You may recall a few months ago, graffiti artist Katsu committed the first recorded act of “drone graffiti.” Using a modified quadcopter, Katsu sprayed red scribbles over a gigantic Kendall Jenner billboard in New York City. The tag itself wasn’t the most impressive, but it started a lot of commotion. Maybe because the graffiti was strategically splattered over the face of a Kardashian. Or maybe because it’s not every day we see spray painting drones buzzing around. I’d like to think it’s the latter.
Now Katsu wants everyone to have the power to spray paint via drone (Kardashian billboards optional). That’s where he got the idea to launch the “world’s first open-source paint drone,” aka Icarus One.
The Icarus One website is basically a step-by-step guide to building your own graffiti drone, including a hefty shopping list of all the things you’ll need to do so. Artists will need a bunch of electronics to make the Icarus controller, a steel tomato cage to hold the spray paint can in place, and an actual drone to do the flying. (Katsu’s guide is built for the DJI Phantom 2, which costs around $500.)
Creating a final product wouldn’t exactly be easy (or cheap).
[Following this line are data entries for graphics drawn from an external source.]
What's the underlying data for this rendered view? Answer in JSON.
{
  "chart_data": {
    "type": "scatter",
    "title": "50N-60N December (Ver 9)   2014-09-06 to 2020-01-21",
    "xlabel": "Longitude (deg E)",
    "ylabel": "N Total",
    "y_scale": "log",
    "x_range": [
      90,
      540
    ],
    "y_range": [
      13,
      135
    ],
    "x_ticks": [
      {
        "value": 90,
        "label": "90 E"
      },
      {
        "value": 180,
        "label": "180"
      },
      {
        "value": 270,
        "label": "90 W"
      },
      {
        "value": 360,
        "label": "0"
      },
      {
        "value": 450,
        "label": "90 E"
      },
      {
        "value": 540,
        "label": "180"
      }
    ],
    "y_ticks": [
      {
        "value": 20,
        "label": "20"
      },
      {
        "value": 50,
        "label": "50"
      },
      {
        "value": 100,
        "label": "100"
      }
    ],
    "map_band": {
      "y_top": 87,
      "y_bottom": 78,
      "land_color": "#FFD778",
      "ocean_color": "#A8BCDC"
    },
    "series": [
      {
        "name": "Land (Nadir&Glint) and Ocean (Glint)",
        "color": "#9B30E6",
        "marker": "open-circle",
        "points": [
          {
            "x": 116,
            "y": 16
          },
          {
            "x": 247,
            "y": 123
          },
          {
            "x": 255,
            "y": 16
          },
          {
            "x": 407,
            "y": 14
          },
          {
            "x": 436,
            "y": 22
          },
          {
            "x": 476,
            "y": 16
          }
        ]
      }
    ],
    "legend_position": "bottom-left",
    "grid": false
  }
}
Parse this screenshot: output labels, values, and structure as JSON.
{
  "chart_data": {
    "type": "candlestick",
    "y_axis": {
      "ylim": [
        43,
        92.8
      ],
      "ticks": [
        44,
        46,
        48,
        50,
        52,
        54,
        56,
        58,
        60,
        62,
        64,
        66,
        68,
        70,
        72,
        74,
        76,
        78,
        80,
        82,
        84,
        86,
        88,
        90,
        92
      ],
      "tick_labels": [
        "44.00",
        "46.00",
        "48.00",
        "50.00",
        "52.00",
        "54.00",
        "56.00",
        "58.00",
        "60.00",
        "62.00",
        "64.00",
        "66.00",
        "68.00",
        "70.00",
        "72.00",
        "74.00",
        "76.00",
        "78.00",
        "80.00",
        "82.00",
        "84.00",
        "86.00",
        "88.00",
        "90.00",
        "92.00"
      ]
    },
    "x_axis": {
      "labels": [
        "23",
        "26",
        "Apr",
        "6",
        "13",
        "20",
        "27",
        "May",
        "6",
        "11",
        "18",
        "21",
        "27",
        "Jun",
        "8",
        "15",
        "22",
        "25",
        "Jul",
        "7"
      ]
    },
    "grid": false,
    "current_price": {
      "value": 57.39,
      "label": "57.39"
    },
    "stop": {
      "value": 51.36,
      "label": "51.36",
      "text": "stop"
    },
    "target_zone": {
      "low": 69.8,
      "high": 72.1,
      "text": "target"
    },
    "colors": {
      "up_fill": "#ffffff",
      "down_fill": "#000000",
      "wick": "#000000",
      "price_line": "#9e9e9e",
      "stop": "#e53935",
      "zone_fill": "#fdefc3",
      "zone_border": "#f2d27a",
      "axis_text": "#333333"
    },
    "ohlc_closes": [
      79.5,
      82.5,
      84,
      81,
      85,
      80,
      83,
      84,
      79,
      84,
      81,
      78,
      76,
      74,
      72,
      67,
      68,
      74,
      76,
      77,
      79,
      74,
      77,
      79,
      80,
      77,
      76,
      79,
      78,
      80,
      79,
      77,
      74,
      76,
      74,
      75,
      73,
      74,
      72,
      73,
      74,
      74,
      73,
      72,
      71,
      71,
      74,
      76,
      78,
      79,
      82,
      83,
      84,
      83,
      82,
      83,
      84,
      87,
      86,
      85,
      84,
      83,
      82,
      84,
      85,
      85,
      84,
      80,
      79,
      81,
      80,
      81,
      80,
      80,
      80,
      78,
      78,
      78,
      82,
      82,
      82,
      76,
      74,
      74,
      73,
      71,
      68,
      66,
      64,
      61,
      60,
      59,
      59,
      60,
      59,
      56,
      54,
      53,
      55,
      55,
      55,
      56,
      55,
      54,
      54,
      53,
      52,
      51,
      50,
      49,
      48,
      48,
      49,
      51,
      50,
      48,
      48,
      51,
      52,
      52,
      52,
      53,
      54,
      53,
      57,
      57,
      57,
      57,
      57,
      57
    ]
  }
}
You’d need to 3D-print some of your own parts, but the site also offers an option to buy one pre-made.
However, controlled paintwork isn’t something Icarus is capable of right now. Katsu says this is only the beginning for the project and plans to develop a second version of the drone (named Icarus Two) that will use computer vision to let artists draw their tag on an iPad before the drone executes it automatically.
Controlled or not, artists can still create some pretty amazing paintings (watch Katsu use his drone to paint a “dronescape” in Coney Island). And the thought of sitting on a rooftop at night while your drone tags the building across might just bring out the inner daredevil in all of us.